In psychological terms, Fludd offered a more complete view of nature based on the number four, which enabled him to see the world as more than simply a mechanical system governed by mathematics, as Kepler did. Pauli, an astute historian, was well aware of how difficult it would be to put oneself into the mind of Kepler or Fludd, living, as they did, in times radically different from our own. Jung’s work offered a way to understand them as different personality types, “a differentiation that can be traced throughout history,” wrote Pauli. Kepler was a thinking type, who focused on the parts rather than the whole, while Fludd was a feeling type who sought “a greater completeness of experience.” This meant including emotions and the “inner experience of the ‘observer’,” which Fludd did by taking into account the “power of this number”—namely four.

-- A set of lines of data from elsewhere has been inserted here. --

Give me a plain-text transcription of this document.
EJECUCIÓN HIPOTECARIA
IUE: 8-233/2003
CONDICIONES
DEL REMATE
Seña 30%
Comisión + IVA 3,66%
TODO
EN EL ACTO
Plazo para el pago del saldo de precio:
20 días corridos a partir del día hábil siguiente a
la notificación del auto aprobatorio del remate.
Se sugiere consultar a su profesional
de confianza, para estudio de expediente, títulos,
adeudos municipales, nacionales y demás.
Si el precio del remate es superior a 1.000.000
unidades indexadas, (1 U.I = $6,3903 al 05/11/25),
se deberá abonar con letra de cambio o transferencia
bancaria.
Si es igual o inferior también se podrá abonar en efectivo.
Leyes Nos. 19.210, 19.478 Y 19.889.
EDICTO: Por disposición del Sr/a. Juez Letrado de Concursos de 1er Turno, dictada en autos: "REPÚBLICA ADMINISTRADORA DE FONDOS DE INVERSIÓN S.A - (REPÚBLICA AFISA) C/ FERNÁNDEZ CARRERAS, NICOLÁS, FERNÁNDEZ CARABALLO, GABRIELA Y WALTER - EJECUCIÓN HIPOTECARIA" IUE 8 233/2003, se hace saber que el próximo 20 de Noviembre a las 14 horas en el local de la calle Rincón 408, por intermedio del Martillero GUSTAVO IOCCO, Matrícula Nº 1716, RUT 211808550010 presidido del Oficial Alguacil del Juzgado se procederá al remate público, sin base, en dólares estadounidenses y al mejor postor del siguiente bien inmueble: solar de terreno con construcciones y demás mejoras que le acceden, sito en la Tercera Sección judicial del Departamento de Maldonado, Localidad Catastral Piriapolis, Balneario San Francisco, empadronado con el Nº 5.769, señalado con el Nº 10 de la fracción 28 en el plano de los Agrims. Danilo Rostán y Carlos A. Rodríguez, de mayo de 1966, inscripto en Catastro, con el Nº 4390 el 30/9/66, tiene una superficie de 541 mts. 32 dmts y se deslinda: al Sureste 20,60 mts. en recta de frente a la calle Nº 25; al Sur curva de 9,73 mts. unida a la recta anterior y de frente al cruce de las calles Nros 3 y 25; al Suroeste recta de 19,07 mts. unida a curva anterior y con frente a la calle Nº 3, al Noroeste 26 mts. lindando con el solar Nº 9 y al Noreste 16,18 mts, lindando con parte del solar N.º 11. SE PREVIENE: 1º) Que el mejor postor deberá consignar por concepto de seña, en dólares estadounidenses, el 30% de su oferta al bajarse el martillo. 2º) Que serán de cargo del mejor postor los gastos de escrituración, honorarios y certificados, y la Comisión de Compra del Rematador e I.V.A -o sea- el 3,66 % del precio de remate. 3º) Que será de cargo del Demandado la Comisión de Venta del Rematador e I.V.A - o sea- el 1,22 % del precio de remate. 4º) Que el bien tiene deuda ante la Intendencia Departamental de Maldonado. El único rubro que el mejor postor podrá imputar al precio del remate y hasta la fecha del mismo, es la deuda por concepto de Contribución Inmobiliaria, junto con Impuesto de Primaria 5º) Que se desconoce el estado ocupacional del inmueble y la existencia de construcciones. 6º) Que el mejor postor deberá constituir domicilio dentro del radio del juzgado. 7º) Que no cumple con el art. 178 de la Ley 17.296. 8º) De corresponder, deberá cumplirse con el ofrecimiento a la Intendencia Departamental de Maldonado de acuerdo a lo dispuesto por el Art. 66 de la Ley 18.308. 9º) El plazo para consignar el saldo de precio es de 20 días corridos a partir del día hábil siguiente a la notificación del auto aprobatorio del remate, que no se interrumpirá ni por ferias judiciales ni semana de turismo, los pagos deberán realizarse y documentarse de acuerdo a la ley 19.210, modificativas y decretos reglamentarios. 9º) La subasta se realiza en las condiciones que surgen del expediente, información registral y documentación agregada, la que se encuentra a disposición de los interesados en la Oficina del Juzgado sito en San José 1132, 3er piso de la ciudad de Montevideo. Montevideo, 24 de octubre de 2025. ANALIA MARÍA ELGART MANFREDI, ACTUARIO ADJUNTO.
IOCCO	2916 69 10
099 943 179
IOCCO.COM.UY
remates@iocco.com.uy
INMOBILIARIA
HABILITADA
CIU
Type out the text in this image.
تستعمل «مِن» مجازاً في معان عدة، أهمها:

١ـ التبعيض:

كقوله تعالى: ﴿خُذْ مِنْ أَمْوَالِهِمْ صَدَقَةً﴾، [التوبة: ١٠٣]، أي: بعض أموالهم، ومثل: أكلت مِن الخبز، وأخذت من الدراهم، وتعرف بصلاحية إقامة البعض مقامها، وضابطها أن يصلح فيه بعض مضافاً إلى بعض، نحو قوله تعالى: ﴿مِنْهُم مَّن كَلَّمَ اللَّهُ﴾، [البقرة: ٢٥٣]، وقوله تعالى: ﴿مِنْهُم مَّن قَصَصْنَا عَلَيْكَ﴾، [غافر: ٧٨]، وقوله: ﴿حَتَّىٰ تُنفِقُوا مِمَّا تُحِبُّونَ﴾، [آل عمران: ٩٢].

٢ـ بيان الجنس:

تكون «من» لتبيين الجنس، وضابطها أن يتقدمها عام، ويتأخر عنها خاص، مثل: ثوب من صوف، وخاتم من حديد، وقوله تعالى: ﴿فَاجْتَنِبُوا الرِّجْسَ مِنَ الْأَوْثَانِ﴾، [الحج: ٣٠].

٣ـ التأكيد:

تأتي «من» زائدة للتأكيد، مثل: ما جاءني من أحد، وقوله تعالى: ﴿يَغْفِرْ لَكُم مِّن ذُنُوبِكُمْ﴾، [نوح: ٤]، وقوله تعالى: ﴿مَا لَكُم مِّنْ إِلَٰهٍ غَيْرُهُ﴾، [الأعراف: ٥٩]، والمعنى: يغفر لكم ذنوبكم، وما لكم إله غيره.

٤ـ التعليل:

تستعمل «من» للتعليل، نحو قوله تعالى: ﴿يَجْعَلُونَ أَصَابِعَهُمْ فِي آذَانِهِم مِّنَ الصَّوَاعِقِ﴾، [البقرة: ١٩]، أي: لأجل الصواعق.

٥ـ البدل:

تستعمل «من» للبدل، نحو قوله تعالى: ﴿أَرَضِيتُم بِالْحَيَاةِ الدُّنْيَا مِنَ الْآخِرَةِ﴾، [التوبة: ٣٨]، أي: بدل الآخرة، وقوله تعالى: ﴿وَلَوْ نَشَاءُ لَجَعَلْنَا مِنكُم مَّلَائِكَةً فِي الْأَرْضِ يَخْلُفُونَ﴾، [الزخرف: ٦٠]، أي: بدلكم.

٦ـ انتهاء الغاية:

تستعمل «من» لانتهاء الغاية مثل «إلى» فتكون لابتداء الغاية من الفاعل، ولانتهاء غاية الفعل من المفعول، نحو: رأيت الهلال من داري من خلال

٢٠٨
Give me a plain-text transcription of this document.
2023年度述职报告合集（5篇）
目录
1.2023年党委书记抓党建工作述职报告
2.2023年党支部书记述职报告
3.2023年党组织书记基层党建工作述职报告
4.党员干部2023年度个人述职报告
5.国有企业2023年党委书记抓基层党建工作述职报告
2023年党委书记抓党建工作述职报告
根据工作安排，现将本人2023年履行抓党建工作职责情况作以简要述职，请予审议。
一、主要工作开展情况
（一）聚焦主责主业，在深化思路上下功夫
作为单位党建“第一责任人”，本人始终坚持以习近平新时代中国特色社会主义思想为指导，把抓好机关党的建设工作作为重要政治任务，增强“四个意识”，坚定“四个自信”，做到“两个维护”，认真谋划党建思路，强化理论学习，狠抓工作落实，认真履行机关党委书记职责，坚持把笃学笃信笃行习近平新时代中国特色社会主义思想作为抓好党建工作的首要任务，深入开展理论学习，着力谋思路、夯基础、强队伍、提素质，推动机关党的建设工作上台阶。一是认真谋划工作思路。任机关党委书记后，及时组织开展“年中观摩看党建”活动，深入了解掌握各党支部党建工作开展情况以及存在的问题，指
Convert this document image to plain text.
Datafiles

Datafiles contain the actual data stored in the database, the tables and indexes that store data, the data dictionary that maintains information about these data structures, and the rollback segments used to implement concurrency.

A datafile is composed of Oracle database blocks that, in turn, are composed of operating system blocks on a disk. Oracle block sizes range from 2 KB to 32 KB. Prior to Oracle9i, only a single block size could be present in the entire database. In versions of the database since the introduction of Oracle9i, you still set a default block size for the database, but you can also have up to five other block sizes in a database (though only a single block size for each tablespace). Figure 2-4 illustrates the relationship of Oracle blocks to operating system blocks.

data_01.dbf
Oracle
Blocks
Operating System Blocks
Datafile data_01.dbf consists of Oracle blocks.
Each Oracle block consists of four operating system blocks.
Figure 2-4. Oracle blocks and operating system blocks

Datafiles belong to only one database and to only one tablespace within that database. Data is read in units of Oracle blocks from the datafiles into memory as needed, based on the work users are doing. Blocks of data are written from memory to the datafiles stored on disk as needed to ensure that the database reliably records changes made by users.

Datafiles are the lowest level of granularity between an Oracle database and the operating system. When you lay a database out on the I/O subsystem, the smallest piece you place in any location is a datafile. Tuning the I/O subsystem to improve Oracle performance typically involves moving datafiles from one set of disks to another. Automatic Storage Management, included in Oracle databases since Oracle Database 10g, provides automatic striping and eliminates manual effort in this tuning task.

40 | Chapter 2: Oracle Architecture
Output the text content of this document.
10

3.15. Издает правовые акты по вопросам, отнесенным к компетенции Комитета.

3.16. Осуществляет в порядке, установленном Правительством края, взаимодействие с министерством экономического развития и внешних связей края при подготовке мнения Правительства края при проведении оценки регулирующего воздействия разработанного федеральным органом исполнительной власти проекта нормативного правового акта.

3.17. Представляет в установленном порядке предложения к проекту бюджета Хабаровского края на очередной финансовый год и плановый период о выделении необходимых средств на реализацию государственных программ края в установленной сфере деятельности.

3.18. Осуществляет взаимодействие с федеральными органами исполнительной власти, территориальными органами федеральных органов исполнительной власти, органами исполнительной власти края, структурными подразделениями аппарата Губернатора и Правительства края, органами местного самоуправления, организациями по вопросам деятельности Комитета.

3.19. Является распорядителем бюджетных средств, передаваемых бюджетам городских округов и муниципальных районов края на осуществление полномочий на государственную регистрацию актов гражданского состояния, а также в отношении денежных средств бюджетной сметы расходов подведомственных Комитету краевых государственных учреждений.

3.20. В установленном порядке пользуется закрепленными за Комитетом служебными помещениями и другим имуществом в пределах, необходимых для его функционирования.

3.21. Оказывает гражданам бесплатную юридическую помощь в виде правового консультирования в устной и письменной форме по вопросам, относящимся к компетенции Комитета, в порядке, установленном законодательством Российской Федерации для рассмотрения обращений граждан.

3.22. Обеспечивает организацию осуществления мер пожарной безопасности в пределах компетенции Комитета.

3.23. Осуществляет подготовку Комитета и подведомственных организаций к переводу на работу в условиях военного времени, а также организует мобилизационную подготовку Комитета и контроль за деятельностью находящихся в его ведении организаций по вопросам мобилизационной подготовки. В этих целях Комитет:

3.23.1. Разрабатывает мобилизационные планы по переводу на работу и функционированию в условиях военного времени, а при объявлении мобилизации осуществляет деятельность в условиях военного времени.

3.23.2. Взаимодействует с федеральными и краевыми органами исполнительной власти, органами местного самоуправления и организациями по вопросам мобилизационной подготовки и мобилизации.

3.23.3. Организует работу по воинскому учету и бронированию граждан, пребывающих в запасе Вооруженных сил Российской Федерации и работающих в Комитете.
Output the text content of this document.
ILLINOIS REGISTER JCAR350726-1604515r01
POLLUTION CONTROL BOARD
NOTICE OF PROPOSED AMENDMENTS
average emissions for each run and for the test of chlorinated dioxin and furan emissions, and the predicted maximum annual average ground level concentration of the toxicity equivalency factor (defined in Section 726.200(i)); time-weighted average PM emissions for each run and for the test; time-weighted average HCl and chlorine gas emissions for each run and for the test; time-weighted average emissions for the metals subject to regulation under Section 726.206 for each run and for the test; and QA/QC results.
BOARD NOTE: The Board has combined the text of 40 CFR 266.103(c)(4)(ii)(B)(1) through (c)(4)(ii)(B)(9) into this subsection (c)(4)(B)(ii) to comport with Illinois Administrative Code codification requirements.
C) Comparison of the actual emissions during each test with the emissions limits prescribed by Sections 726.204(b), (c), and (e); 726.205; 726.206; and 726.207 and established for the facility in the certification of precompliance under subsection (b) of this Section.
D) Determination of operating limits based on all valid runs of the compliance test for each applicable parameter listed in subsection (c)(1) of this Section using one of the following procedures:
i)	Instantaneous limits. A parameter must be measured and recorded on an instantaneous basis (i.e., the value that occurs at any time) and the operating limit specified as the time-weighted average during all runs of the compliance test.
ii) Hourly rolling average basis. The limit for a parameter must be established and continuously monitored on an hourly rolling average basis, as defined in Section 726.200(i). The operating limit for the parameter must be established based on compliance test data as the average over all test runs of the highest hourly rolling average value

In the end, however, Fludd was on the wrong path. It was inevitable that modern science would develop as it did, in a way that did not bring about the fully rounded psyche. As Pauli wrote: “In my own view it is only a narrow passage of truth (no matter whether scientific or other truth) that passes between the Scylla of a blue fog of mysticism and the Charybdis of a sterile rationalism. This will always be full of pitfalls and one can fall down on both sides.”
Certainly, modern scientists could not possibly revert to the archaic and naive view of nature held by Fludd. Yet the current rationalistic view was also too narrow. The only way to broaden it would be “a flight from the merely rational.” Science is a product of Western thought. To achieve full understanding of the world about us, it requires an equal input of Eastern mysticism. It is necessary to bring together “the irrational-critical, which seeks to understand, and…the mystic-irrational, which looks for the redeeming experience of oneness.” These two forms of knowledge represent the struggle between opposites, which is at the basis of alchemy.
“Modern science,” wrote Pauli, “has brought us closer to this goal [with] the concept of complementarity,” a notion that went beyond the confines of a theory steeped in rational thought. Complementarity offered a view of irrationality and rationality as complementary aspects of the unity of thought.